Entscheidungshilfe

24-Stunden-Pflege oder Pflegeheim?

Was passt für Ihre Familie? Wir vergleichen 24h-Pflege zu Hause mit dem klassischen Pflegeheim, ehrlich und ohne zu beschönigen.

Vorteile der 24-Stunden-Pflege zu Hause

1:1-Betreuung statt Personal-Mangel im Heim. Vertraute Umgebung mit eigenen Möbeln und Routinen. Keine festen Essenszeiten, keine Wartezeiten am Klingelknopf. Eine feste Bezugsperson, kein wechselndes Team. Familie und Freunde können jederzeit zu Besuch ohne Besuchszeiten.

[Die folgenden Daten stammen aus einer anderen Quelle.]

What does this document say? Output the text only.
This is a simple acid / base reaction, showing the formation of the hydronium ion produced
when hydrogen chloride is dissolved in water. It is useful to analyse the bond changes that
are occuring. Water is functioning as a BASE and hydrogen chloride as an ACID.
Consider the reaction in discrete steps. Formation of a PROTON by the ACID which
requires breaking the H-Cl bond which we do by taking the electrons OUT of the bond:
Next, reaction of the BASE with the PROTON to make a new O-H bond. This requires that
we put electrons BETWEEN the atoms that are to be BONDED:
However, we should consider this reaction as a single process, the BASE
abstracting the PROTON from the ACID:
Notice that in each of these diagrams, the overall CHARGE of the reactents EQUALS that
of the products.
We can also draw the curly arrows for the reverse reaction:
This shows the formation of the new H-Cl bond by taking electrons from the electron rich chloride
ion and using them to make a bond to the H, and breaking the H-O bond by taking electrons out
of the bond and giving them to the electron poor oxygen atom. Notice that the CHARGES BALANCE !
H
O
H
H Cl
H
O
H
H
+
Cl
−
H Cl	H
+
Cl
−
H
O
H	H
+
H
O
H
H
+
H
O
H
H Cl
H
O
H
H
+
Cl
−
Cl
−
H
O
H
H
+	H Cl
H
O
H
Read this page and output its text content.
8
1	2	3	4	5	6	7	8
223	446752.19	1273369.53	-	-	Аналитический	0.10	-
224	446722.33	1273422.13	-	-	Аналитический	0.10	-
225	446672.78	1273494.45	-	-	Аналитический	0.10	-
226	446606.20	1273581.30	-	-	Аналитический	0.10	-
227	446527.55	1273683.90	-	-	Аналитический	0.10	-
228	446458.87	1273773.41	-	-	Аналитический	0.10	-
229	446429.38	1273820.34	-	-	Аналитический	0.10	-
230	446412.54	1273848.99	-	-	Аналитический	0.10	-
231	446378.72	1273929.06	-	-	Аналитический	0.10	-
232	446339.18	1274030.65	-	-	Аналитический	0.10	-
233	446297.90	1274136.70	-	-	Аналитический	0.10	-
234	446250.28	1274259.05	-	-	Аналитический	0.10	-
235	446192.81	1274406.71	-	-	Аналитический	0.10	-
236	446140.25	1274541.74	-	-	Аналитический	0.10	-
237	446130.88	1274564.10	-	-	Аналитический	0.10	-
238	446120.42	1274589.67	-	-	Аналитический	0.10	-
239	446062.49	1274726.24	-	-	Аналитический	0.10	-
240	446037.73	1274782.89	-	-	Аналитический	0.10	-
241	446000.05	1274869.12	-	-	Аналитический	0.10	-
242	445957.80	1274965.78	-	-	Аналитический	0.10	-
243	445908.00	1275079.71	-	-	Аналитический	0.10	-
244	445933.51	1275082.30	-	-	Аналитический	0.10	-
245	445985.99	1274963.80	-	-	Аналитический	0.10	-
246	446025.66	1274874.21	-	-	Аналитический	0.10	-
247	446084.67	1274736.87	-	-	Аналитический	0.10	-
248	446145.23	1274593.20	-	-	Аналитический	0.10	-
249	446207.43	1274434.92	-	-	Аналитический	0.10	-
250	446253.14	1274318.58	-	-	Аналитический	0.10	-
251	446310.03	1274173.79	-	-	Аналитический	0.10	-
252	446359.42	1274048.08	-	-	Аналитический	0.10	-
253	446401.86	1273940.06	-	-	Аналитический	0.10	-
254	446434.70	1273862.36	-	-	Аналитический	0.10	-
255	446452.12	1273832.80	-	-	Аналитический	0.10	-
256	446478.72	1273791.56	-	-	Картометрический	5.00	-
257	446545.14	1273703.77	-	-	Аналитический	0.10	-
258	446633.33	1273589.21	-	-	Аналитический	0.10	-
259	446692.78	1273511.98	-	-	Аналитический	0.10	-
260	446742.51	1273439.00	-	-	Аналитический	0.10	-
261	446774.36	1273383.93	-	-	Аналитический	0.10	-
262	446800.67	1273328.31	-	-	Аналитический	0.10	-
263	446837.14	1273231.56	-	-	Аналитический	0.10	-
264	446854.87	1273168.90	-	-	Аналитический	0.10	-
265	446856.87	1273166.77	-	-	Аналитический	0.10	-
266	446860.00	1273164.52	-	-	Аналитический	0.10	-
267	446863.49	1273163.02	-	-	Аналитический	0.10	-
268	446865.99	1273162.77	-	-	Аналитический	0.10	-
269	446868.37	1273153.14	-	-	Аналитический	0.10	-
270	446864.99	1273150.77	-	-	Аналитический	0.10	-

Nachteile der 24-Stunden-Pflege

Keine medizinische Behandlungspflege durch die Betreuungskraft (dafür braucht es zusätzlich einen ambulanten Pflegedienst). Sprachbarriere kann Thema sein, je nach Deutschkenntnissen der Kraft. Privatsphäre für Familie wird eingeschränkt durch Mitbewohnerin. Wechsel der Kraft alle 4-12 Wochen wegen Heimreise.

Vorteile des Pflegeheims

24/7 medizinische Versorgung mit Pflegefachkräften vor Ort. Rund-um-die-Uhr Notruf direkt zur Pflegestation. Soziale Kontakte mit anderen Bewohnern. Komplette Versorgung inklusive Essen, Wäsche, Aktivitäten. Bei schwierigen Krankheitsverläufen mit speziellen Bedarfen (z.B. fortgeschrittene Demenz mit Weglauftendenz) oft die einzige sichere Lösung.

Nachteile des Pflegeheims

Personal-Schlüssel oft 1:5 oder schlechter, also begrenzte individuelle Zuwendung. Feste Abläufe, wenig Flexibilität beim Aufstehen, Essen, Schlafen. Wechselndes Personal, wenig Bindung zu einer Bezugsperson. Heimkosten oft 2.500-4.000 € Eigenanteil pro Monat (auch bei Pflegegrad). Kein vertrautes Zuhause.

Direkter Kostenvergleich

24h-Betreuung bei PG 3: Brutto 2.800 € minus Pflegegeld 599 € minus Verhinderungspflege 140 € (anteilig) minus Steuervorteil = effektiv 1.500-2.000 € Eigenanteil pro Monat. Pflegeheim bei PG 3: typisch 3.500 € Heimplatz minus Pflegekassen-Anteil 1.262 € = 2.238 € Eigenanteil pro Monat. Die 24h-Betreuung ist also oft GÜNSTIGER, plus Sie behalten das Zuhause.

Häufige Fragen

Was ist günstiger: 24h-Betreuung oder Pflegeheim?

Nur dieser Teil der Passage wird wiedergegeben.